Now a widow of independent means, Mary used family connections to enter Edinburgh social and intellectual circles, receiving instruction by correspondence. In 1812, she married another cousin, William Somerville (1771-1860), an army doctor with an active interest in science who, unlike her first husband, encouraged her studies. In 1816 the Somervilles and their two daughters moved to London. Mary and her husband became active in scientific circles, and conversations with men of science greatly expanded her knowledge and understanding. She made contact with several French scientists by correspondence and on a visit to the continent in 1817-18 consolidated her understanding of the advanced mathematics being pioneered in France.

In 1827, Somerville was asked to prepare for publication a concise English version of Laplace’s Mecanique Celeste [The Mechanism of the Heavens] (1798-1827), which laid out Laplace’s nebular hypothesis of the solar system. Somerville consulted leading astronomers and mathematicians to produce the version in English (1831) which covered four of Laplace’s five volumes. Her introduction was published separately as Preliminary Dissertation to the Mechanism of the Heavens (1832). The Mechanism was adopted in 1837 as a textbook at Cambridge University. Close contacts with scientists in France and England made Somerville’s second book, On the Connection of the Physical Sciences (1834), an up-to-date account of astronomy and physics, with sections on meteorology and physical geography. Its accessible style made it immensely successful and its 10 successive editions acted as progress reports for the physical sciences.

From 1838, the Somervilles lived in Italy for William’s health, but Mary continued her work. Her two-volume Physical Geography was complete by 1842 but remained unpublished until 1848 and was thus beaten to the press by the first volumes of Friedrich Von Humboldt’s Kosmos (1845). It was, however, the first English-language textbook in the field and immediately successful, its publication coinciding with the establishment of geography at the universities of Oxford and Cambridge. Unlike earlier geographies, which confined themselves to describing the location of phenomena, often listing them country by country, Somerville was interested in causality, and this led her to locate phenomena with respect to physical regions rather than to nation states. Like the successive editions of Physical Sciences, the seven editions of Physical Geography (latterly edited by H.W. Bates) became something of a digest of current thinking in the field.
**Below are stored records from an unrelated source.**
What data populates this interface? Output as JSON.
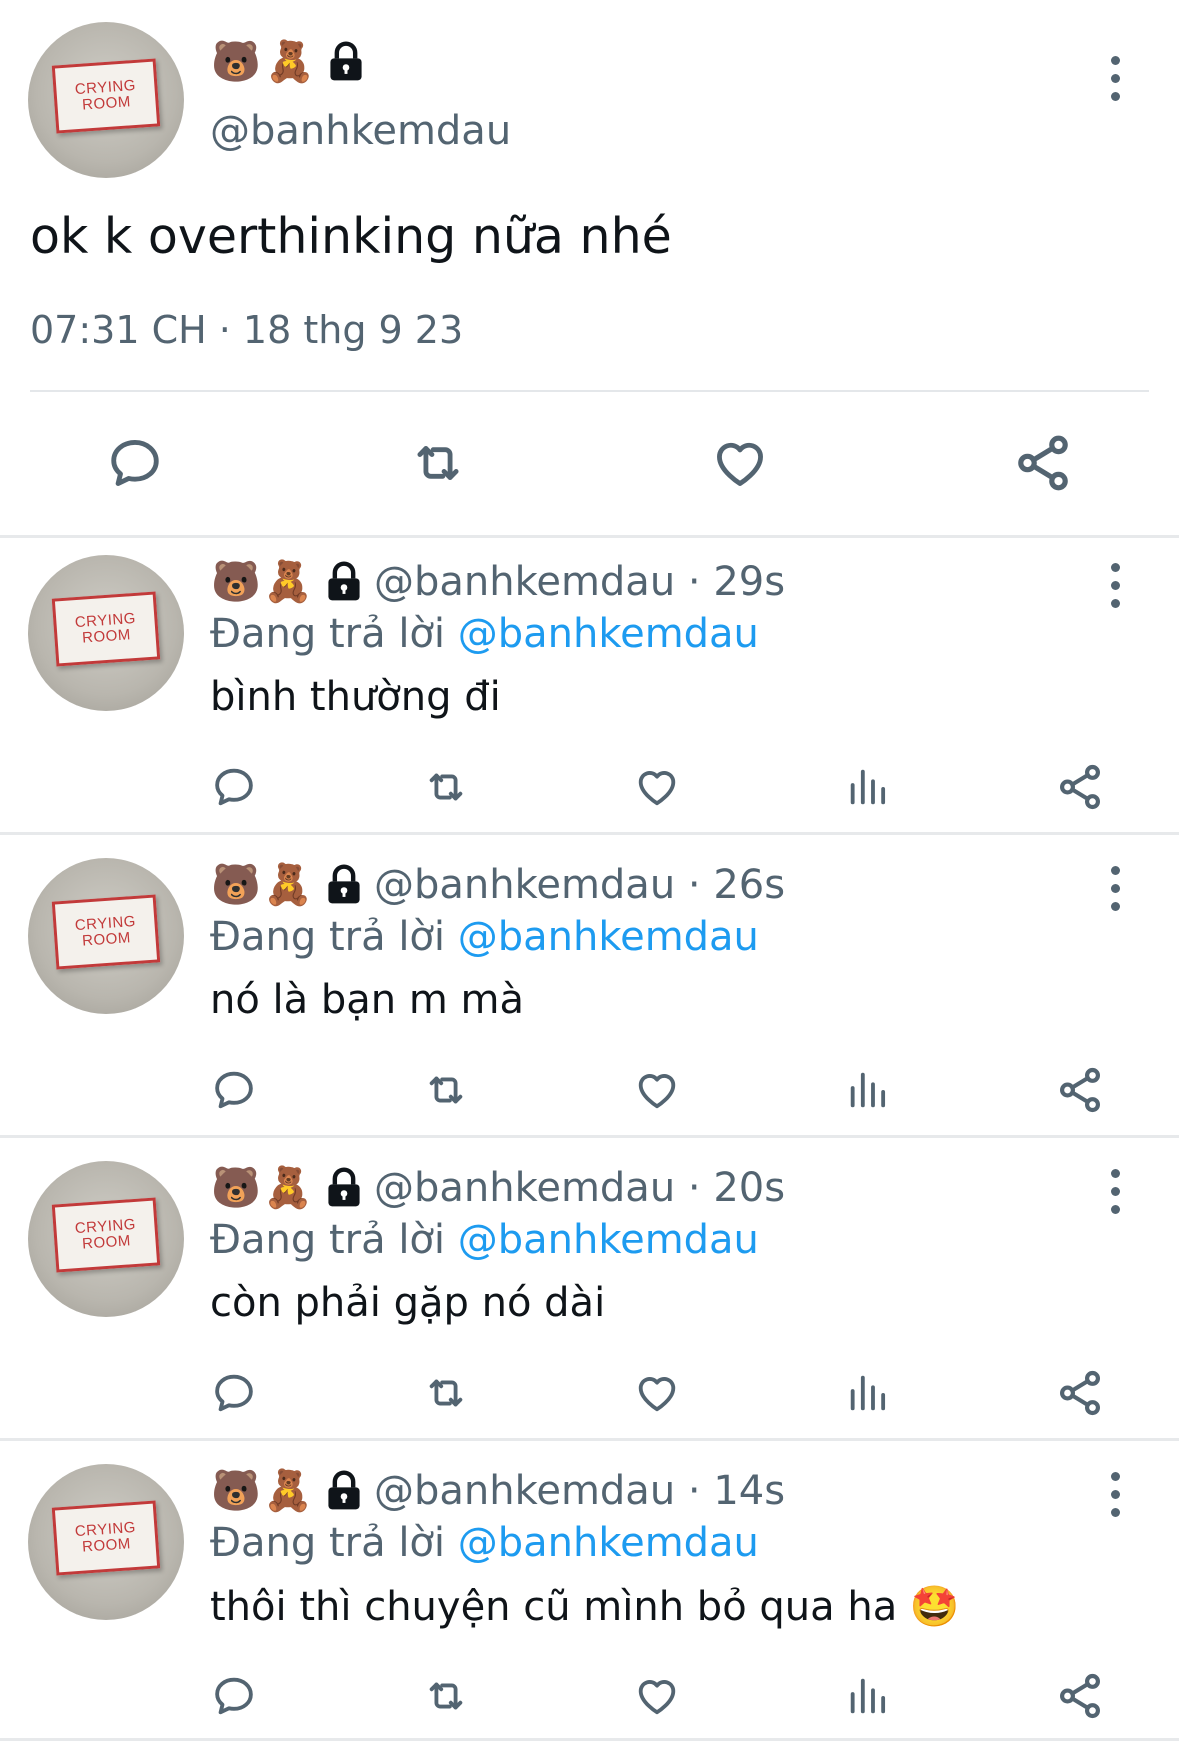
{
  "main_tweet": {
    "name_emojis": [
      "🐻",
      "🧸"
    ],
    "handle": "@banhkemdau",
    "avatar_text": [
      "CRYING",
      "ROOM"
    ],
    "text": "ok k overthinking nữa nhé",
    "timestamp": "07:31 CH · 18 thg 9 23",
    "actions": [
      "reply-icon",
      "retweet-icon",
      "like-icon",
      "share-icon"
    ]
  },
  "replies": [
    {
      "handle_time": "@banhkemdau · 29s",
      "replying_prefix": "Đang trả lời ",
      "replying_to": "@banhkemdau",
      "text": "bình thường đi"
    },
    {
      "handle_time": "@banhkemdau · 26s",
      "replying_prefix": "Đang trả lời ",
      "replying_to": "@banhkemdau",
      "text": "nó là bạn m mà"
    },
    {
      "handle_time": "@banhkemdau · 20s",
      "replying_prefix": "Đang trả lời ",
      "replying_to": "@banhkemdau",
      "text": "còn phải gặp nó dài"
    },
    {
      "handle_time": "@banhkemdau · 14s",
      "replying_prefix": "Đang trả lời ",
      "replying_to": "@banhkemdau",
      "text": "thôi thì chuyện cũ mình bỏ qua ha 🤩"
    }
  ],
  "reply_actions": [
    "reply-icon",
    "retweet-icon",
    "like-icon",
    "views-icon",
    "share-icon"
  ],
  "colors": {
    "text": "#0f1419",
    "secondary": "#536471",
    "link": "#1d9bf0",
    "divider": "#e7e9eb"
  }
}
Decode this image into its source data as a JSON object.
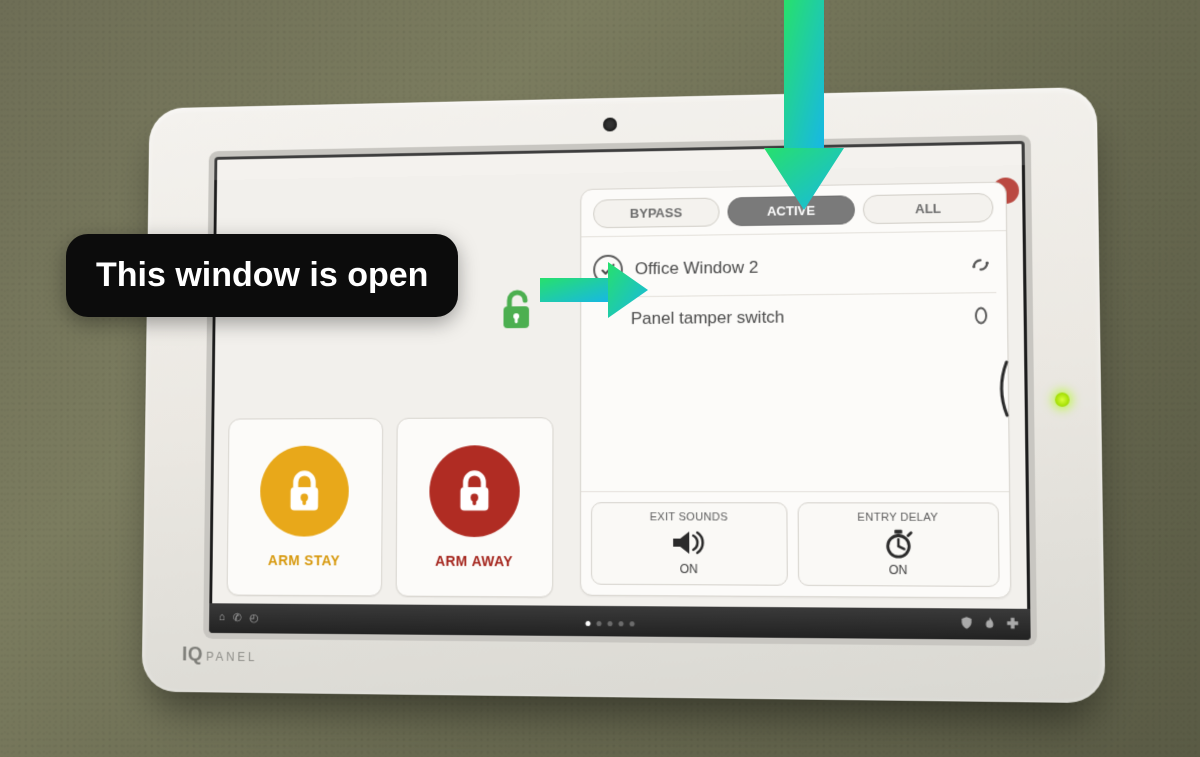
{
  "device": {
    "brand_prefix": "IQ",
    "brand_suffix": "PANEL"
  },
  "arm": {
    "stay_label": "ARM STAY",
    "away_label": "ARM AWAY"
  },
  "sensors": {
    "tabs": {
      "bypass": "BYPASS",
      "active": "ACTIVE",
      "all": "ALL"
    },
    "rows": [
      {
        "name": "Office Window 2",
        "state_icon": "sensor-open-icon"
      },
      {
        "name": "Panel tamper switch",
        "state_icon": "sensor-tamper-icon"
      }
    ]
  },
  "toggles": {
    "exit_sounds": {
      "title": "EXIT SOUNDS",
      "state": "ON"
    },
    "entry_delay": {
      "title": "ENTRY DELAY",
      "state": "ON"
    }
  },
  "annotation": {
    "callout_text": "This window is open"
  }
}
Mary Somerville was widely honored by scientific societies in Europe and the United States, though restrictions on women prevented her election to many of them. She died in Naples on November 29, 1872. She was not an original scientist, and her commanding contemporary reputation declined soon after her death. Recently her exceptional talents for synthesis and presentation, which brought scientific knowledge and understanding in several fields to a wide contemporary audience, have regained recognition, and in particular she is recognized as a pioneering woman in a field dominated by men. Somerville College, Oxford, (founded in 1879 as a women’s college) commemorates her name.

Bibliography:

  1. Mary R.S. Creese, “Mary Somerville,” in H.C.G. Matthew and Brian Harrison, eds., Oxford Dictionary of National Biography (Oxford University Press, 2004);
  2. Margaret Oughton, “Mary Somerville, 1780-1872,” in T.W. Freeman, Oughton, and P. Pinchemel, eds., Geographers: Biobibliographical Studies (v.2, 1978);
  3. Elizabeth C. Patterson, Mary Somerville and the Cultivation of Science, 1815-40 (Nijhoff, 1983);
  4. Marie Sanderson, “Mary Somerville: Her Work in Physical Geography,” Geographical Review (v.64, 1974).